Son assureur la MAIF, qui produit une quittance subrogative, justifie quant à lui avoir réglé 963,58 euros au titre de certains frais restés à charge.
Quant à la CPAM 17, elle produit un état détaillé de débours définitifs s’élevant à la somme totale de 7.908,96 euros qui n’est pas discutée et lui sera allouée, ainsi que 1.098 euros au titre de l’indemnité prévue à l’article L.376-1, alinéa 4 du code de la sécurité sociale.
La société La Marmite de la Plage et le GAN Assurances seront condamnés in solidum au paiement de ces sommes.
* sur les dépens et l’application de l’article 700 du code de procédure civile
La société La marmite de la Plage et le GAN Assurances succombent et supporteront en conséquence les dépens de première instance et d’appel.

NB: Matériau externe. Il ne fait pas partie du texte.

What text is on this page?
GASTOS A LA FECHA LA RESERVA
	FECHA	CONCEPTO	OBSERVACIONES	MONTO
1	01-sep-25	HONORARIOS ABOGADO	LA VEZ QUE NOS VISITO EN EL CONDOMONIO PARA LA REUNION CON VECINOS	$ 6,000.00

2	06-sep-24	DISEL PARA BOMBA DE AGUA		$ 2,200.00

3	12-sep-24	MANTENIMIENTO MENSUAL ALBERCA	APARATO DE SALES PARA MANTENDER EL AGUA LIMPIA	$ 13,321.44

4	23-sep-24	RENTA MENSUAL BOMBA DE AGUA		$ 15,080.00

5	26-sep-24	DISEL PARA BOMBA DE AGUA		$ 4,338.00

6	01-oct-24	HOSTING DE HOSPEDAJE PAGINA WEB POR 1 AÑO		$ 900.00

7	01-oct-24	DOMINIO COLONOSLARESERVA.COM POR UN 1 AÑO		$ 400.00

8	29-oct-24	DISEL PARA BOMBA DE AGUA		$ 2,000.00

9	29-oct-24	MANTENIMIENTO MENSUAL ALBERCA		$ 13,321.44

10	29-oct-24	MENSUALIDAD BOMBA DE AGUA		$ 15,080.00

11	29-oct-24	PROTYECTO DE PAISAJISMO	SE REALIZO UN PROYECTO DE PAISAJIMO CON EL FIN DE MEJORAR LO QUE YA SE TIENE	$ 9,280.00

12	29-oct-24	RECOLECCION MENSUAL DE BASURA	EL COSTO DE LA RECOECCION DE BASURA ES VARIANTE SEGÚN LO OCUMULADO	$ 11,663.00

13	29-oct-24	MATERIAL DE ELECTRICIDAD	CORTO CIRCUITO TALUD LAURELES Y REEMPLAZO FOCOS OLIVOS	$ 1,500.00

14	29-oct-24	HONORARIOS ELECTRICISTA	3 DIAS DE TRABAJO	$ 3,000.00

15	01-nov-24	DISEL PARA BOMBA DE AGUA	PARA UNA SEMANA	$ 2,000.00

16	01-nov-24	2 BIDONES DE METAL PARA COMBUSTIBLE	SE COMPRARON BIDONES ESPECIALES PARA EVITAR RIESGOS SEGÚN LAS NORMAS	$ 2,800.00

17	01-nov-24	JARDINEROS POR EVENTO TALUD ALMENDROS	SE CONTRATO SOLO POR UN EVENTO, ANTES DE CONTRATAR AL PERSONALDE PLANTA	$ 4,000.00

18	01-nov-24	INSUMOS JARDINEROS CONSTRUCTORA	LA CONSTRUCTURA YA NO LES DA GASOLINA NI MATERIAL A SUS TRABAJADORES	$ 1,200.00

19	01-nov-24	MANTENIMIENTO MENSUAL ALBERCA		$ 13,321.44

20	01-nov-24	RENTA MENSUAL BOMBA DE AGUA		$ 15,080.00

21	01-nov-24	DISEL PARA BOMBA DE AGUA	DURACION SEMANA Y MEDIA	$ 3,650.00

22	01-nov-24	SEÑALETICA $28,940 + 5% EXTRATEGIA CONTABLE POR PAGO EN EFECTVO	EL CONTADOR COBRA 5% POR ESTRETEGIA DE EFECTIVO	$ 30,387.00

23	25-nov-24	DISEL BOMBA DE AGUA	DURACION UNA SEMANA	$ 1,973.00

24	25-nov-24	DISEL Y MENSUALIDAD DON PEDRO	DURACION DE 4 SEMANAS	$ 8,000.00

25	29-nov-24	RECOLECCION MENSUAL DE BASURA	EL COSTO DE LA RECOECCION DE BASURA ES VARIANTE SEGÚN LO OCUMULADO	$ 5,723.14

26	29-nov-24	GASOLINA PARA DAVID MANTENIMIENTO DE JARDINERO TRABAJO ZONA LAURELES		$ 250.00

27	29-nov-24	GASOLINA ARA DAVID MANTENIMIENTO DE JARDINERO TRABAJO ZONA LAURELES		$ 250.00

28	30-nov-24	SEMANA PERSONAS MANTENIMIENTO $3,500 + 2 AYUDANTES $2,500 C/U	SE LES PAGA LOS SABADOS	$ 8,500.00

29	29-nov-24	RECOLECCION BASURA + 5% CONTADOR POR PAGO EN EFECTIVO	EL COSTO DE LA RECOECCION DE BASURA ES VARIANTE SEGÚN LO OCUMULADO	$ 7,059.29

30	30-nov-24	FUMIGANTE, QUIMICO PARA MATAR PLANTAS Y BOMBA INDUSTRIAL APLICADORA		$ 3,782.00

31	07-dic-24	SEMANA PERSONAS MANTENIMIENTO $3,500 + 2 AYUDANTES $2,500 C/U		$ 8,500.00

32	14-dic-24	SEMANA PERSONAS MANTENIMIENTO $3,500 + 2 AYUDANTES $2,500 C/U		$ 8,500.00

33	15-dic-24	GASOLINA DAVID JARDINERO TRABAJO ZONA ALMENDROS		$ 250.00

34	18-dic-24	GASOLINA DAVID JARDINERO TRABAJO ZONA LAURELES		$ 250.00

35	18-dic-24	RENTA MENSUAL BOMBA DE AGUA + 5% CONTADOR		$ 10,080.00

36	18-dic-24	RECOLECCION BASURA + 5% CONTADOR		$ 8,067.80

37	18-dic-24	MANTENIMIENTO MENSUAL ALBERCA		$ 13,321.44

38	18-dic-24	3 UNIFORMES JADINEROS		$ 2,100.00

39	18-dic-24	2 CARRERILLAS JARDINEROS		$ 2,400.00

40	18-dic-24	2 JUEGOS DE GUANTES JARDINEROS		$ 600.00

Ils verseront une indemnité de procédure à Mme X et à la CPAM 17.
PAR CES MOTIFS
la cour, statuant publiquement et par défaut :
INFIRME le jugement entrepris
statuant à nouveau :
JUGE la SARL La Marmite de la Plage responsable de l’accident survenu le 18 novembre 2016
DIT la SARL La Marmite de la Plage et le GAN Assurances tenus de réparer intégralement les conséquences dommageables de cet accident
LES CONDAMNE in solidum à payer :
* à Z A épouse X : 15.105,30 euros
* à la MAIF, subrogée dans les droits de Z X : 963,58 euros
* à la CPAM de la Charente Maritime :
-7.908,96 euros au titre de ses débours définitifs
— 1.098 euros au titre de l’indemnité prévue à l’article L.376-1, alinéa 4 du code de la sécurité sociale
DÉBOUTE les parties de leurs demandes autres ou contraires
DÉCLARE le présent arrêt commun à la Mutuelle MGEN
CONDAMNE in solidum la SARL La Marmite de la Plage et le GAN Assurances aux dépens de première instance et d’appel
REJETTE la demande d’indemnité de procédure formulée par la MACIF
LES CONDAMNE in solidum à payer en application de l’article 700 du code de procédure civile
* 3.000 euros à Mme X
* 1.500 euros à la CPAM de la Charente Maritime.